Труп Гриневицкого предъявили всем арестованным, кто мог бы опознать его. Предъявили и Андрею Желябову, арестованному за два дня до убийства царя. Желябов, увидев тело Гриневицкого, сначала отказался удостоверять личность покойного. Однако, сразу же сопоставив, что значат он, Желябов, и убивший себя Гриневицкий для истории и их партии, вдруг мгновенно понял, что должен восстановить справедливость и отдать кесарево кесарю, а Богу — божье. Как можно, чтобы уцелевший при первом взрыве Рысаков, назвавший себя при аресте Глазовым, или погибший Гриневицкий, фигурировали на предстоящем процессе, а он, Андрей Желябов, демиург всего произошедшего, оставался бы в безвестности? И, конечно же, Желябов не мыслил никого, кто мог бы так хорошо, как он, выступать на процессе, пропагандируя идеи «Народной воли», и так решительно защищать народ. А так как мертвый Гриневицкий суду уже не подлежал, то мог ли он уступить всероссийскую трибуну какому-то недотепе Рысакову, не сумевшему даже убить императора и по нелепой случайности попавшему на гребень волны?
И потому, когда Желябова привезли в тюрьму, он потребовал чернил и бумаги и написал прокурору судебной палаты: «Если новый государь, получив скипетр из рук революции, намерен держаться в отношении цареубийц старой системы; если Рысакова намерены казнить, было бы вопиющей несправедливостью сохранить жизнь мне, многократно покушавшемуся на жизнь Александра II и не принявшему физического участия в умерщвлении его лишь по глупой случайности. Я требую приобщения себя к делу 1-го марта и, если нужно, сделаю уличающие меня разоблачения. Прошу дать ход моему заявлению.
Андрей Желябов.
2 марта 1881 г. Дом предварительного заключения.

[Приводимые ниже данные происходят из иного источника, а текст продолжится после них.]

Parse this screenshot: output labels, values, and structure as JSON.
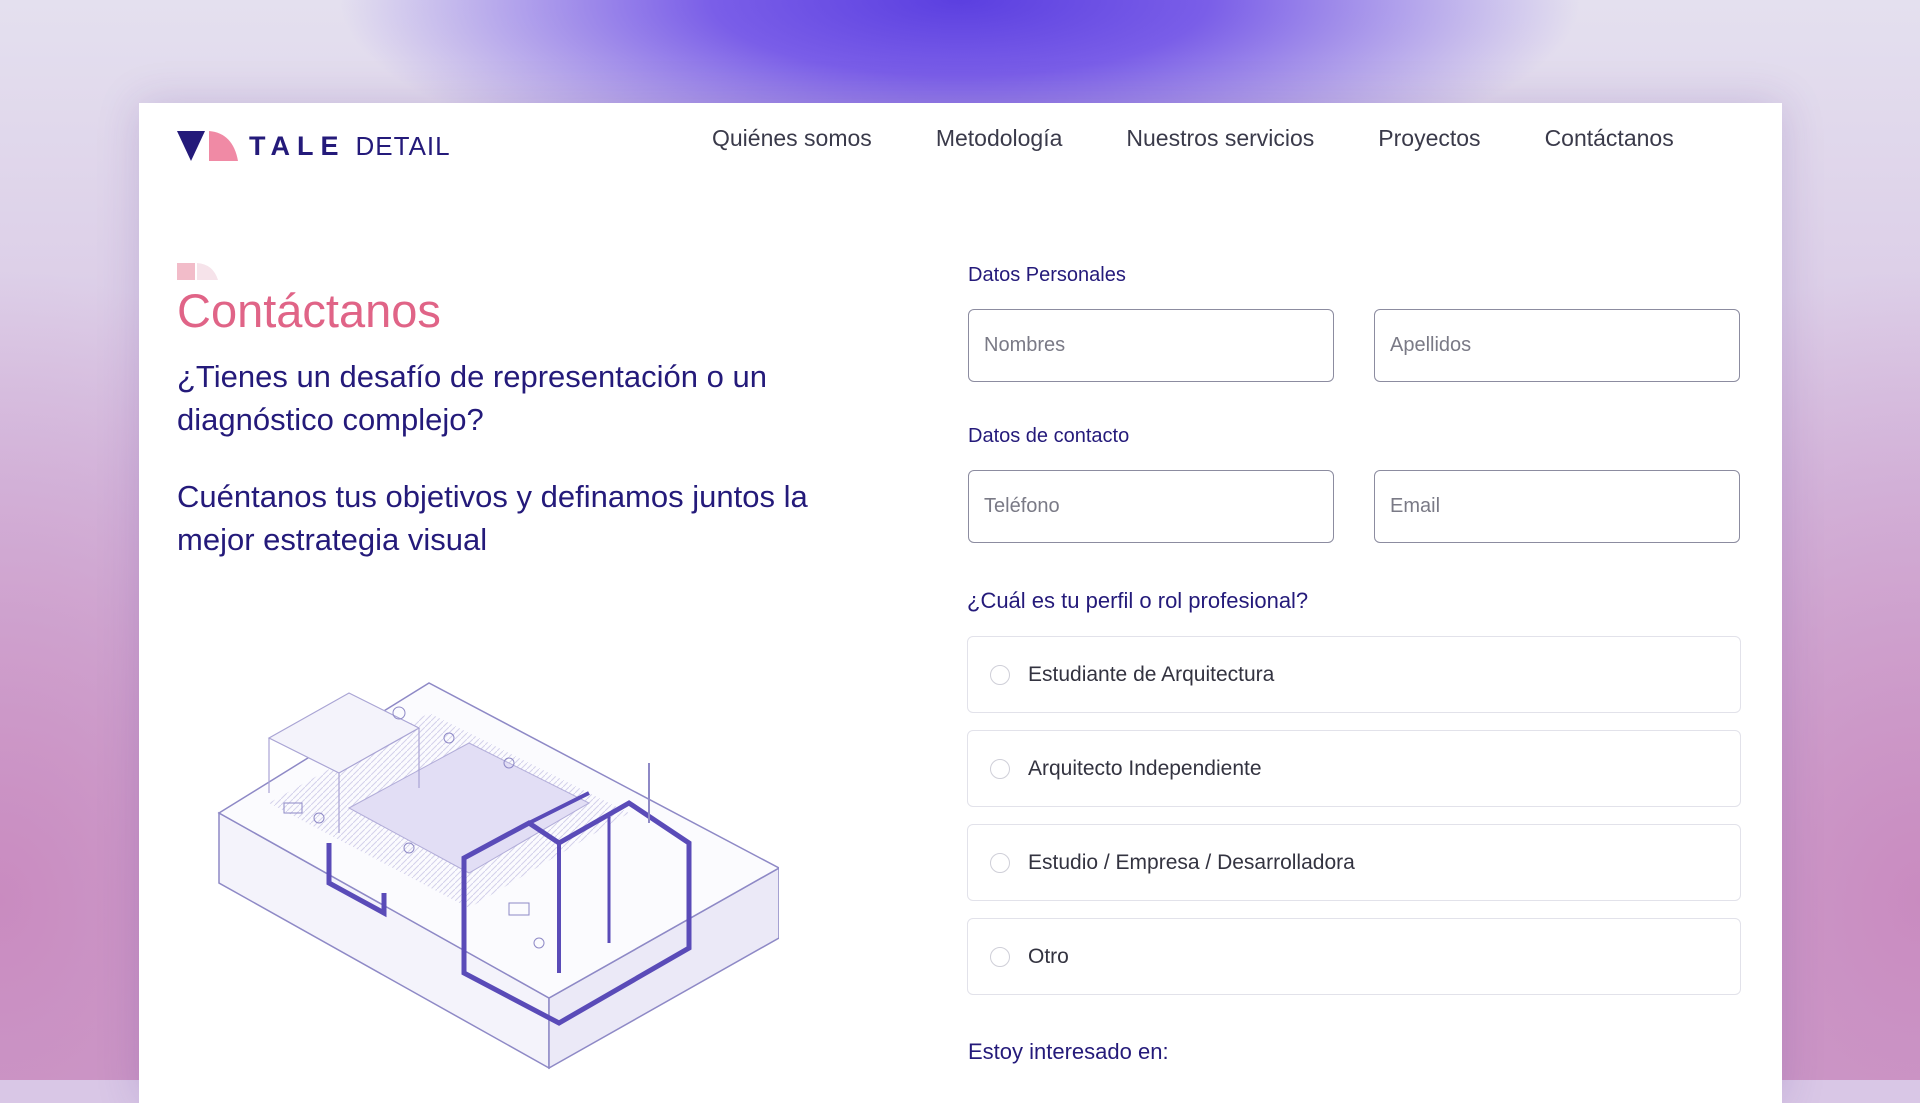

P. S. Меня беспокоит опасение, что правительство поставит внешнюю законность выше внутренней справедливости, украся корону нового монарха трупом юного героя лишь по недостатку формальных улик против меня. Я протестую против такого исхода всеми силами души моей и требую для себя справедливости. Только трусостью правительства можно было бы объяснить одну виселицу, а не две.
Андрей Желябов».
Прокурор, получив это заявление, был настолько поражен, что образовал комиссию, которая составила протокол осмотра столь необычного документа, но все же признала его законность и дала ему ход — Желябов был привлечен по делу об убийстве царя еще до получения других свидетельских показаний.
Александр III
Начало царствования
2 марта настал день интронизации. Торжественная церемония, потребовавшая от присутствующих расшитых золотом нарядных мундиров, роскошных платьев и украшений, казалась бы кощунственной, если бы не всеобщее горе на лицах и в глазах собравшихся, если бы не плачущие цесаревич и цесаревна. Войдя сначала в Малахитовый зал, Александр и Мария Федоровна двинулись к дворцовой церкви вдоль шпалер придворных, сопровождавших новых самодержцев дружными возгласами: «Верьте нам! Вас любят! Вам служат! Вас защитят!»
Весь молебен присутствующие стояли на коленях, и вместе со всеми стояли на коленях плачущие император и императрица.
Но горе — горем, а дела — делами. Тем более что совершенно неотложных дел у нового императора было несколько. Во-первых, организация похорон, во-вторых, первоочередные государственные дела, и в-третьих, подготовка суда над убийцами его отца.
Александр III был нежным и почтительным сыном, и для него воля покойного была законом.
Когда похороны еще только готовились, необходимо было принять решение о том, публиковать или не публиковать последний документ, подписанный покойным накануне его смерти. Документ этот был настолько важен и политически принципиален и многозначен, что Лорис-Меликов подошел с ним к Александру III, когда врачи и слуги еще прибирали тело усопшего. Так как Лорис-Меликову было приказано опубликовать манифест о преобразовании Государственного Совета в завтрашнем номере «Правительственного вестника», а газета должна была выйти в свет утром, то министру внутренних дел не оставалось ничего иного, кроме как сделать весьма рискованный в этическом отношении шаг, объясняемый только исключительностью создавшейся ситуации.